To get a better sense of what I mean by this, just take a look at a few key plot points and examine how they’re executed in the film. For starters — and this is the official spoiler warning to skip to the next paragraph if need be — the first transformation of Morbius into the Living Vampire is not even shown on screen. After a couple of clunky time jumps between adult Morbius illegally collecting bats in Costa Rica and child Morbius delivering a lot of exposition to a new friend in the hospital (who should probably already know about his own rare blood disease), viewers are suddenly vaulted into the midst of the character finishing his experimental cure. Then, after a few more quick scenes, Morbius is already strapped to a chair on a boat in international waters, about to test his new creation on himself. An intrusion causes the camera to cut away, and moments later when it cuts back, Morbius is fully transformed and clinging to the ceiling, not having made a peep.

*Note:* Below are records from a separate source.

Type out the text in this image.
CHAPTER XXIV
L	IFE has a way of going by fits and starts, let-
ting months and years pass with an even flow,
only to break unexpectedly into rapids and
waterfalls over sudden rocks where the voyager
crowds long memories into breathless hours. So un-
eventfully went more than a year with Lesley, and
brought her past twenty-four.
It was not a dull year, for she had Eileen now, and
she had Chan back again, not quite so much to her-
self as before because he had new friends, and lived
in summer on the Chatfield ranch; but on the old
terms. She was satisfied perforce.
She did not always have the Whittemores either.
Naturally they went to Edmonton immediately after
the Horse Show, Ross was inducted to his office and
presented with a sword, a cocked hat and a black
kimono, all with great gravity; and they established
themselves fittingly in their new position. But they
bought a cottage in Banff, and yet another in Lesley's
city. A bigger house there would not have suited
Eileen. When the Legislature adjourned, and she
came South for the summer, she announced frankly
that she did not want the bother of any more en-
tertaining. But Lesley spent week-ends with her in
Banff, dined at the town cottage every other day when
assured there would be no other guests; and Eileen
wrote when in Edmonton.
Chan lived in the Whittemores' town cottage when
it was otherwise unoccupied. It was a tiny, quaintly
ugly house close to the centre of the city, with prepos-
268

It’s an almost jarring shift in tone, with the music doing its absolute best to convince anyone watching that what just happened made sense. Although, once again, therein lies the problem. Events going on in the movie are simply happening, not as the result of any prior build-up or payoff, but purely because they’re what’s supposed to happen next. Skipping to the end of the movie, Adria Arjona‘s Dr. Martine Bancroft has been murdered by Matt Smith‘s predictable, yet admittedly kind-of-fun baddie, Milo. Mostly off-screen. Immediately after Milo has just killed an entirely different major supporting character. There’s not really any time to mourn either of them, even if the VFX department put a lot of money into the look on Morbius’ pained vampire face as he screams in emotional agony to convince viewers otherwise. Just one thing after the other, coming about as the plot deems it so.

These are two notable bookends, but it’s more or less how the entire film functions. When the credits began to roll, many of us in the theater found ourselves sitting there still waiting for more. Not because we thought there would be, but because our brains had not yet registered that a full movie had played out in front of us. We were still waiting for somebody to come in and paint over the visible lines. Instead, we were treated to a handful of sequel teases played at lightspeed, almost all of which violated previously established character arcs and universal rules for the sake of forcing future conflict. Truly just a mess, and hopefully one that never needs to be spoken of at length again. If Sony and Marvel wanted to forget that Morbius ever happened, it probably wouldn’t take much convincing for general audiences to follow suit.